Nel febbraio del 1877 a Napoli si svolsero i funerali del Senatore del Regno Paolo Emilio Imbriani, una delle figure più importanti del patriottismo meridionale. Suo figlio Matteo Renato durante l’orazione funebre salutò i numerosi connazionali giunti a rendere omaggio all’augusto genitore dalle “terre irredente”, cioè non ancora redente dalla dominazione austro-ungarica (Trentino e Venezia Giulia). Un giornalista viennese, con intenti dileggiatori, definì Imbriani jr. “irredentista” appunto, coniando un’espressione destinata ad una crescente fortuna nel ricordare che dopo tre Guerre d’indipendenza e la presa di Roma il percorso risorgimentale di unificazione nazionale era ancora incompleto.
Che le terre irredente dovessero appartenere allo Stato unitario italiano era un concetto che con varie sfumature si percepiva anche prima che il termine “irredentismo” venisse coniato, prova ne è l’agile volumetto a cura di Francesco Giubilei Terre italiane. Il manifesto dell’irredentismo (Idrovolante Edizioni, Roma 2019) che raccoglie scritti di Carlo Cattaneo dedicati a Trentino, Trieste e l’Istria, Canton Ticino, Savoia e Nizza. Convinto federalista e combattente nelle Cinque giornate di Milano del 1848, Cattaneo compose questi elaborati tra il 1860 ed il 1862, allorché il Regno d’Italia prendeva ufficialmente forma: una prima ristampa in funzione irredentista risale al 1920, allorché le decisioni della conferenza di pace di Parigi successiva alla fine della Prima guerra mondiale sembravano frustrare molte aspettative italiane nell’Adriatico orientale.
Con dotte argomentazioni di carattere giuridico dedicate a trattati, accordi e deliberazioni del Congresso di Vienna Cattaneo volle dimostrare l’estraneità del Trentino rispetto alla Confederazione germanica e la sua tradizionale vocazione italiana. Le aspirazioni di alcuni ambienti patriottici italiani nei confronti del Canton Ticino vengono con sagace ironia additate al pubblico ludibrio e si cerca invece di indirizzare le attenzioni verso il Triveneto (il Veneto ed il Friuli sarebbero stati annessi solamente nel 1866). Cattaneo si dimostra altresì ferocissimo censore della cessione di Nizza (la cui italianità era indiscutibile prima del processo di snazionalizzazione attuato dalla Francia imperiale di Napoleone III) e della Savoia (non potendo avvalersi di una componente autoctona italiana, l’autore utilizza qui considerazioni di carattere militare che designano tale regione alpina come baluardo difensivo dell’Italia occidentale) alla Francia sostanzialmente in cambio dell’acquiescenza napoleonica nei confronti dell’annessione della Toscana e dell’Emilia al Regno del Piemonte (1859).

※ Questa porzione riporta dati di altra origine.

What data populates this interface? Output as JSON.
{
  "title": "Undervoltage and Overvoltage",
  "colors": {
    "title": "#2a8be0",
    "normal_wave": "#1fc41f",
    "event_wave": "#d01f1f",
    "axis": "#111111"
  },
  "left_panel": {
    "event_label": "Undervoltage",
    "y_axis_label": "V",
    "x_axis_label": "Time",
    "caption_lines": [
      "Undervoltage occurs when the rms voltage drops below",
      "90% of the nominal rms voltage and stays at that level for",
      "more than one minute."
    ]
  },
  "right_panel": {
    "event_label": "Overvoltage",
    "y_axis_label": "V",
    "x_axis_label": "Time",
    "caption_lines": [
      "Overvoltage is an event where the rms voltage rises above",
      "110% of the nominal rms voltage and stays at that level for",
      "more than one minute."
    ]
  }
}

Venendo alle terre del confine orientale, Cattaneo ribadisce la definizione delle Alpi come confine naturale dell’Italia ed elogia la caparbietà della Dieta del Nessuno nel non voler inviare nel 1861 alcun rappresentante istriano al Parlamento di Vienna. I riferimenti alle questioni locali dimostrano che l’autore era in contatto con gli ambienti dell’emigrazione patriottica triestina ed istriana, tanto da utilizzare anch’egli l’espressione “Porta orientale” per evidenziare ai suoi lettori l’importanza strategica di questa regione per la sicurezza dell’Italia. Di fronte ai processi di slavizzazione o di germanizzazione che si consumano sotto gli auspici dell’amministrazione asburgica, Cattaneo ricorda le radici italiche dell’Istria e della Dalmazia piantate ai tempi di Roma e corroboratesi durante il dominio della Repubblica di Venezia. Riguardo Trieste, che rappresentava il più importante porto dell’Impero, l’illustre liberale rammenta che la sua dedizione all’Austria nel 1382 avvenne sotto garanzia della salvaguardia della propria autonomia, uno dei cui caratteri imprescindibili era l’italianità, laddove non vi era alcuna intenzione di venire fagocitati dalla Confederazione germanica, come le più recenti iniziative amministrative austriache tentavano di fare.
Lorenzo Salimbeni
Pubblicato sul numero di luglio 2019 de L’Arena di Pola.